The attached application is a "Cardfile" style small database written as a test piece for a database file that is stored as plain text with each record being written to a single line of text. The purpose of the test was to produce a data storage technique that has very high data density which in turn reduces the memory demand and increases the number of records that can be stored in an "in memory" database. This is contrasted against a fixed record database which generally contains a reasonable amount of wasted space. As far as capacity, the app will handle a 1 million record databases OK, it will load 5 million but the PB sort runs out of memory.
The advantage of the technique is it can be loaded directly into memory then parsed on a line by line basis into a dynamic string array so that record access is based on an array index and this makes the load and save reasonably fast. The logic was that parsing a single line into its component parts both in and out of the display made using a single line of text viable. Navigation is an area that I consider the app has shortcomings, if it was an app that I was going to use for my own purpose it would have a listview control in report mode as I am used to wading through massive lists to find things but in terms of general purpose software, it would be classed as bad design that would scare most users away.
It has forward and reverse, select by record number, 2 stage name search, family name with the option of given name, first and last and an accelerating fast forward and reverse which work OK but it really does need a list of some sort and this would require an application redesign. New records are added to the end of the database and to keep the data in sorted order, there is a menu option to sort, save and reload the database. With the name search, if you search for "smith" you will get the first entry for that name, if you search for "smith" with the optional given name IE: "Bill" you increase the accuracy of the search so that if there is no "Bill Smith" in the database, the search will tell you that the record cannot be found. The search is case insensitive.
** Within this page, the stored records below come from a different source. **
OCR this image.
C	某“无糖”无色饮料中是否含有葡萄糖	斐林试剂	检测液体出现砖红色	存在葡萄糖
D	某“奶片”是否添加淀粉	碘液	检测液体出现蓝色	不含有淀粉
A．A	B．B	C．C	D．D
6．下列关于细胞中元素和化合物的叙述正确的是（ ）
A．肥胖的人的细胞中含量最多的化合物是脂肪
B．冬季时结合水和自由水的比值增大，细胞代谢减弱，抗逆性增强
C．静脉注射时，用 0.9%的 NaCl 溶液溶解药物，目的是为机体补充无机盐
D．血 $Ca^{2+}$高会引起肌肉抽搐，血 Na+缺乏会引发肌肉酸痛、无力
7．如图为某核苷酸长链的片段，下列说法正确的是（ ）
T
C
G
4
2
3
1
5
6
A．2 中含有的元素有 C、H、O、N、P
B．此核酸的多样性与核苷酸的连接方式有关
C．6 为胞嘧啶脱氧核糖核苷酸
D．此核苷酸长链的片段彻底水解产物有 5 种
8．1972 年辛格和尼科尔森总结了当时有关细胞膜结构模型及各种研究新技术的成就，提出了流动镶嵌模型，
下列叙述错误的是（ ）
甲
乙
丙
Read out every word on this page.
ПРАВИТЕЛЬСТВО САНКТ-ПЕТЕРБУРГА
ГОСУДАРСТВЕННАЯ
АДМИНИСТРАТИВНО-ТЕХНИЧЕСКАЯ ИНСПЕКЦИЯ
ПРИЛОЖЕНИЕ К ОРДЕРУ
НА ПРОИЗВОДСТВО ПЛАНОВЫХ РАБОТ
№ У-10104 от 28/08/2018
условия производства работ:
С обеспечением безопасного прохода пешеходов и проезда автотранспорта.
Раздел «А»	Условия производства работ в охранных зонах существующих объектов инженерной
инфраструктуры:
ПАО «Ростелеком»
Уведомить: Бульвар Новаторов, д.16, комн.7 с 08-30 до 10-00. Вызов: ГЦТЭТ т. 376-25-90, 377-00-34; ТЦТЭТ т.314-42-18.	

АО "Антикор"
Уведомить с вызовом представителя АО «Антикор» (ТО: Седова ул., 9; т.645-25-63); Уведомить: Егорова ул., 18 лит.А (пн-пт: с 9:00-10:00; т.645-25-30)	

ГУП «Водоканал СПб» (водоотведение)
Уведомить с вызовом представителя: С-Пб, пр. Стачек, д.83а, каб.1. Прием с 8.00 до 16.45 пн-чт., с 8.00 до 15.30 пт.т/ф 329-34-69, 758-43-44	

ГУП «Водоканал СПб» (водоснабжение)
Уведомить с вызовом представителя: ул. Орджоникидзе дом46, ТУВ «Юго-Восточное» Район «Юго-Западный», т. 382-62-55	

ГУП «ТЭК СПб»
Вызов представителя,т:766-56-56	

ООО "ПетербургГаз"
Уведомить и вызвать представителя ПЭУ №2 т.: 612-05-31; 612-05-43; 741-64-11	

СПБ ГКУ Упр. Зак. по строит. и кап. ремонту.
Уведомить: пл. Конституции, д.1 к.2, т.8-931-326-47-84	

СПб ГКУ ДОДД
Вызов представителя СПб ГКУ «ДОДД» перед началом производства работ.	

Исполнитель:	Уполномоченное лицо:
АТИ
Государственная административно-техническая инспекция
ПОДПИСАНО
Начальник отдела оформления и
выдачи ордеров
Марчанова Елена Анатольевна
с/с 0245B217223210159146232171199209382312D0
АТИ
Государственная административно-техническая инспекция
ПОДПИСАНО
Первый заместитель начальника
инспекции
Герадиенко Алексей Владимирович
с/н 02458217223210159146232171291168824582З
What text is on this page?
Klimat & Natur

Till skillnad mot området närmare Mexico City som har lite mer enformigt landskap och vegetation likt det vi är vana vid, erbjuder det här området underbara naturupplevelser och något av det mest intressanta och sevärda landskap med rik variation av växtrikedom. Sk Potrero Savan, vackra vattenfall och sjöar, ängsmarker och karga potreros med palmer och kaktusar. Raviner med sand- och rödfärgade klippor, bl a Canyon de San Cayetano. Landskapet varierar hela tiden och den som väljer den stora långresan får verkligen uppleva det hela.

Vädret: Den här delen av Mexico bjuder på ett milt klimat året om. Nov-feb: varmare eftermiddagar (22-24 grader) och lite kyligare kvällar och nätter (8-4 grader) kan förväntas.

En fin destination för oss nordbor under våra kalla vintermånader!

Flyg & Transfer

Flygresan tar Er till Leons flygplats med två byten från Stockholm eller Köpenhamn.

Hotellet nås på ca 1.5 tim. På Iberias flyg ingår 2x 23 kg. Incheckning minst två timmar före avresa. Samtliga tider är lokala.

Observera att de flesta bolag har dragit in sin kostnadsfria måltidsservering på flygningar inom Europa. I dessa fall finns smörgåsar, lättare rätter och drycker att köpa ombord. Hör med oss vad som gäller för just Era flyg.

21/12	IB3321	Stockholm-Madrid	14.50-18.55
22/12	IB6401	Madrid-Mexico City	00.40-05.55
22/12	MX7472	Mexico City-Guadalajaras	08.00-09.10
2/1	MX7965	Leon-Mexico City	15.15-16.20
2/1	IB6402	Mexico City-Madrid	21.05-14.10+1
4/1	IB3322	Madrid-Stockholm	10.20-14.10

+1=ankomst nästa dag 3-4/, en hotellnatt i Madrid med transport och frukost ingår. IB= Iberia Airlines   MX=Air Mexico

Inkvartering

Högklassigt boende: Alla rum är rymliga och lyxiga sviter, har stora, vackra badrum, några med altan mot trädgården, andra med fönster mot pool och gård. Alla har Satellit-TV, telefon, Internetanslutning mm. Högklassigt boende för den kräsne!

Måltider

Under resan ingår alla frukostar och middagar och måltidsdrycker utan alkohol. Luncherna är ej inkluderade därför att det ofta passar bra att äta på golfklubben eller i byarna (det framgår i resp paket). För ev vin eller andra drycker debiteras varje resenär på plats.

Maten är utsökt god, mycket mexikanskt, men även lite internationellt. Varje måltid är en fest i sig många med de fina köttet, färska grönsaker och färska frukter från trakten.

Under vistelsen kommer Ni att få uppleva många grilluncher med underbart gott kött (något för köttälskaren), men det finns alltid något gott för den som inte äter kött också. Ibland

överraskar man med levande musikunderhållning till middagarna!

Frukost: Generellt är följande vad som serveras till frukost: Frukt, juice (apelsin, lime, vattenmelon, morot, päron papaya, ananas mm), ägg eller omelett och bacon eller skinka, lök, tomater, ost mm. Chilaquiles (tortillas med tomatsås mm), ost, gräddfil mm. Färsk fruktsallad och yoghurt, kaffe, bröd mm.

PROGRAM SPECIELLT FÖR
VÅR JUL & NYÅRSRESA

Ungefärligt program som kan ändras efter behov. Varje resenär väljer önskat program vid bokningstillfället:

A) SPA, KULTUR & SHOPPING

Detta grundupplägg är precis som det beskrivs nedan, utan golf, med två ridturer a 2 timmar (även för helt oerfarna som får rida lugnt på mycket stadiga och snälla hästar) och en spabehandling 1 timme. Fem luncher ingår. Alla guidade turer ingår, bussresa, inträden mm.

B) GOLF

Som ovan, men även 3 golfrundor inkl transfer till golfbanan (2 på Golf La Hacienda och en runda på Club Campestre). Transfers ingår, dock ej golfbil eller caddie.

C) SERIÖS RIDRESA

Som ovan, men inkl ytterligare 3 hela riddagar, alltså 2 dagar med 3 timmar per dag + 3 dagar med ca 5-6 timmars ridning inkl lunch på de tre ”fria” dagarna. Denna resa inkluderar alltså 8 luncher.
The source code has the option of using US American states where the default is that states in Australia. It is done with an equate at the start of the main source file. To build the app you will need to edit the "makepb.bat" file and change the paths to your own. The header file are Jose Roca's so you will need to have Jose's includes to build the app. The code design is primarily Windows API code and it has used PowerBASIC's dynamic string arrays and the intrinsic parsing functions built into PB which are well suited for working with dynamic string arrays. There are 2 assembler functions, one to format text to clean up any user mess ups, the other is a case insensitive string compare to add some pace to the array scan. A single function is simply faster that 2 case conversions and a string compare.
There is an attached directory that contains an app to make test database files of different sizes that are driven by a set of batch files for different database record counts. The small ones are reasonable in time waiting but the 1 million record test db is very slow and its "go have a cigarette and make a cup of coffee" before it finishes. It is slow to make sure the random algo is seeded regularly to avoid duplicates.
i would like to thank all of the PB guys who have made comments on what is expected in a modern database as I have not written a database since the middle 1990s. I looked at MSACCESS and thought "YUKKKK" and have not bothered since.